“Be joyful always, pray continually, give thanks in all circumstances; for this is God’s will for you in Christ Jesus.” (I Thessalonians 5:16-18)
My friend Bill shared this story with me. He was on the phone with a friend that he hadn’t seen in some time. They were (of course) talking about the pandemic and the challenges of living through it. Bill’s friend had been planning a wedding, which had to be postponed due to the shut downs and travel bans.
Even so, this friend was determined to make the best of it. He said that at the end of each day, he was choosing to remember something in that day that gave him joy. And then he said to Bill “And I challenge you at the end of the day to think of something that brought you joy.” Bill found that challenge to be very encouraging and he put it into practice. Later in the week, his friend called back and said, “OK, Bill, tell me what brought you joy.” A great conversation ensued.

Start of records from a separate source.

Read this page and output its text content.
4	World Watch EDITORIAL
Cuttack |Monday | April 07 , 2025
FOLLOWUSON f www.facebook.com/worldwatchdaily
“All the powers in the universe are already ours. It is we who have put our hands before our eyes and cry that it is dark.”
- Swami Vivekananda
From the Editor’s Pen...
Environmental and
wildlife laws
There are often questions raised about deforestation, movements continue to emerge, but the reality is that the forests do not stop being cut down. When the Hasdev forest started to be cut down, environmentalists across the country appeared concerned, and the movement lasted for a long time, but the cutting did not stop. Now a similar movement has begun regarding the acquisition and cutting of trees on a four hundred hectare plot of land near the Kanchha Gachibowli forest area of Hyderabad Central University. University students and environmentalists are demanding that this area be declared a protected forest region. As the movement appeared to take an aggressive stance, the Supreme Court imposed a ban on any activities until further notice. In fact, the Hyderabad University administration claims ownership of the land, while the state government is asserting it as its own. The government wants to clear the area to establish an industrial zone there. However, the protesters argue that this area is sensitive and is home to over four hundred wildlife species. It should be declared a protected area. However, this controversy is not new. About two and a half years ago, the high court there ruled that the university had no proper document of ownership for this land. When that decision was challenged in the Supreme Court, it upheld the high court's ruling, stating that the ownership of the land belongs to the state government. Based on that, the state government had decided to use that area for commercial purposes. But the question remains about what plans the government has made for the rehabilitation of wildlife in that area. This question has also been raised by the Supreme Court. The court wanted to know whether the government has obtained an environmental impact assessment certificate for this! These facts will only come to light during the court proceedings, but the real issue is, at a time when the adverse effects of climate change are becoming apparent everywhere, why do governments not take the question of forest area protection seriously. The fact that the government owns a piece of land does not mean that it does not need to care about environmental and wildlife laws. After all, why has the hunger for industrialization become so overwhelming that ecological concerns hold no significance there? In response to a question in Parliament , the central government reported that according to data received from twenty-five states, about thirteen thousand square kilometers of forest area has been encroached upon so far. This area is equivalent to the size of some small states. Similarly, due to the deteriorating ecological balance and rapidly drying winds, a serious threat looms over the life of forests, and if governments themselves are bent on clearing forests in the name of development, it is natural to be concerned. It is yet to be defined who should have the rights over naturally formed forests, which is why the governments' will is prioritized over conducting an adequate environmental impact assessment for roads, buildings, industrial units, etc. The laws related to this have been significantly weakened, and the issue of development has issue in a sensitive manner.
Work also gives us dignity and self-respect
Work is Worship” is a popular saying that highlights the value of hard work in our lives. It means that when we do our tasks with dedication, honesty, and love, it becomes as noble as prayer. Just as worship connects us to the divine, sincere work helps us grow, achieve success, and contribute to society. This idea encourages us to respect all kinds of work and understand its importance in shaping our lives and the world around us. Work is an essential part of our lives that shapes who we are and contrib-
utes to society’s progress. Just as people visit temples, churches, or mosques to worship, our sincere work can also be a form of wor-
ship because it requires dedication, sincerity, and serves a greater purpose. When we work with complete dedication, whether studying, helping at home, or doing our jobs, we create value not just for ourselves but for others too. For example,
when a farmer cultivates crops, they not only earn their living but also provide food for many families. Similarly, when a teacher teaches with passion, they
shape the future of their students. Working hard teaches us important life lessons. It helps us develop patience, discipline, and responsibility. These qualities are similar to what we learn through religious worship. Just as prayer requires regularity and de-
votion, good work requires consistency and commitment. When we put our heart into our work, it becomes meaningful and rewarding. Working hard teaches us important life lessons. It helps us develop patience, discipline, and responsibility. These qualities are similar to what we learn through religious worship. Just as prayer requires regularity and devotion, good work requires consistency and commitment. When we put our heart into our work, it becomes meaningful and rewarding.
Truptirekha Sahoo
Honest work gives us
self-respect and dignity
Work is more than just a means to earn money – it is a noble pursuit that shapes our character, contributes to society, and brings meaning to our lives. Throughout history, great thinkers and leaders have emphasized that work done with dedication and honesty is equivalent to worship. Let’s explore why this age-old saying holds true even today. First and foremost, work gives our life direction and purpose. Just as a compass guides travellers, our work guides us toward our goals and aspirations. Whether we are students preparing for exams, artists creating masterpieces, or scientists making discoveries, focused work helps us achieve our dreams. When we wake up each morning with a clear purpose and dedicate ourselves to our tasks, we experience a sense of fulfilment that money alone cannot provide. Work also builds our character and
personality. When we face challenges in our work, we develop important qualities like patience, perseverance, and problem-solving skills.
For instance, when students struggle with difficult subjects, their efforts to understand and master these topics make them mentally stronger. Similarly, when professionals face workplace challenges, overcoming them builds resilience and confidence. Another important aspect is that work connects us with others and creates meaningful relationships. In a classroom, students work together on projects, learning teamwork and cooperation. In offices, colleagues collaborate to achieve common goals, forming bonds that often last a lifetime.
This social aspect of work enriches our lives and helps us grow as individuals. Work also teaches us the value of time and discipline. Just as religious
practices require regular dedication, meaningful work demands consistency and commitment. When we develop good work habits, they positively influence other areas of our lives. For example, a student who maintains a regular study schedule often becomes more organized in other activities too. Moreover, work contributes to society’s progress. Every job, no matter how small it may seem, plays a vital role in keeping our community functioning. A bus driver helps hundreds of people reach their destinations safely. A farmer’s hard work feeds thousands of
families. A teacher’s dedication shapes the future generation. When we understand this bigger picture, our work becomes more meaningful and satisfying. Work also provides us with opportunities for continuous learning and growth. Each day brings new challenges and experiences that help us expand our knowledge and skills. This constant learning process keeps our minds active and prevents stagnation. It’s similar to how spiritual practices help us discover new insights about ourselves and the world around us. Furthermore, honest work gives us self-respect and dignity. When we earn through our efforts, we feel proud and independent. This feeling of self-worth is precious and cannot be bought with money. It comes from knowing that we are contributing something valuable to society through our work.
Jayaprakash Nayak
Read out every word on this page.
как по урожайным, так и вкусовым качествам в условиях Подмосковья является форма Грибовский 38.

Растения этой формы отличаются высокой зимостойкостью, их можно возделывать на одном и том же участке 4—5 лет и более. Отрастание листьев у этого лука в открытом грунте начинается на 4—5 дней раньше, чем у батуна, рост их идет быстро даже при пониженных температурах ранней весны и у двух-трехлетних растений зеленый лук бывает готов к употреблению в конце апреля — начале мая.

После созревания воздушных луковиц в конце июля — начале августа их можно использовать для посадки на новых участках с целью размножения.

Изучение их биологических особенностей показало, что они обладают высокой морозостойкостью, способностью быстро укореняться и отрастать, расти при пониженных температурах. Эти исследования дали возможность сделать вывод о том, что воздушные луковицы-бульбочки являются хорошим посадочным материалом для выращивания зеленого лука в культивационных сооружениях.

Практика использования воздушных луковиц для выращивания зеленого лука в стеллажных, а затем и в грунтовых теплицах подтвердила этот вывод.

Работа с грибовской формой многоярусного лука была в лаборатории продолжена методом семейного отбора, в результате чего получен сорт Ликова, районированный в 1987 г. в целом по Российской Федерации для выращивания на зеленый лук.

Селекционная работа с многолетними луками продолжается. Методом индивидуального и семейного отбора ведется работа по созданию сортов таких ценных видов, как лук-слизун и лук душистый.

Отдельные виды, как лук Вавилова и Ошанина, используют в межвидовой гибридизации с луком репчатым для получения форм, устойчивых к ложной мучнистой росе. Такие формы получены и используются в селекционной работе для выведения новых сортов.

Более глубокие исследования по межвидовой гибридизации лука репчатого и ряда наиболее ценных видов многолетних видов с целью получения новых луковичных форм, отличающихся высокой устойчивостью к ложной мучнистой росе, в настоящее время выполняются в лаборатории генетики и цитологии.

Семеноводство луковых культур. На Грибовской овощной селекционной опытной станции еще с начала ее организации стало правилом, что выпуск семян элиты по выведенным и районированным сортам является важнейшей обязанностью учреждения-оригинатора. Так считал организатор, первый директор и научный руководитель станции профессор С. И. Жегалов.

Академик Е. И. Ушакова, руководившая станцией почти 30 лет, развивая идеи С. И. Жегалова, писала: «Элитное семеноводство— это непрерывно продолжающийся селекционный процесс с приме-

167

Bill’s friend was simply tapping in to the power of gratitude. There’s a library of literature espousing the benefits of regularly practicing gratitude. Gratitude helps with relationships, helps your health, helps mitigate against depression, and even helps you sleep better. I’ve long encouraged people to consider the whole month of November a “Season of Thanksgiving” in which we practice gratitude.
Bill’s story reminds me, however, that gratitude is more than a private spiritual practice. When we, as Christians, ask people what they’re grateful for, we are subtly asking them to take a small step closer to Christ. As Paul says in I Thessalonians, it is God’s will that we are joyful, prayerful, and thankful. When we ask someone in our network to practice gratitude, we are implicitly asking them to do a little bit of God’s will.
In addition to all the psychological and physiological benefits to gratitude, there is a spiritual benefit. I believe that the act of gratitude softens people’s hearts and opens them up to Christ all the more. The act of gratitude begs the question “to whom am I grateful?” When we ask someone about gratitude, that simple act becomes a tiny little seed in their mind. And God, who makes things grow (I Cor 3:7), may nourish that seed into something mighty.
Of course, if we’re going to ask the question of others, then we should also be practicing gratitude regularly. Why not try it yourself this week. End each day by writing a list of 2 or 3 things you’re grateful for or which have brought you joy. And then think of 2 or 3 people this week that you can invite to the same challenge. Maybe do it together as a practice. Follow up with them later and see what effect the practice of gratitude had. You may be amazed at the results!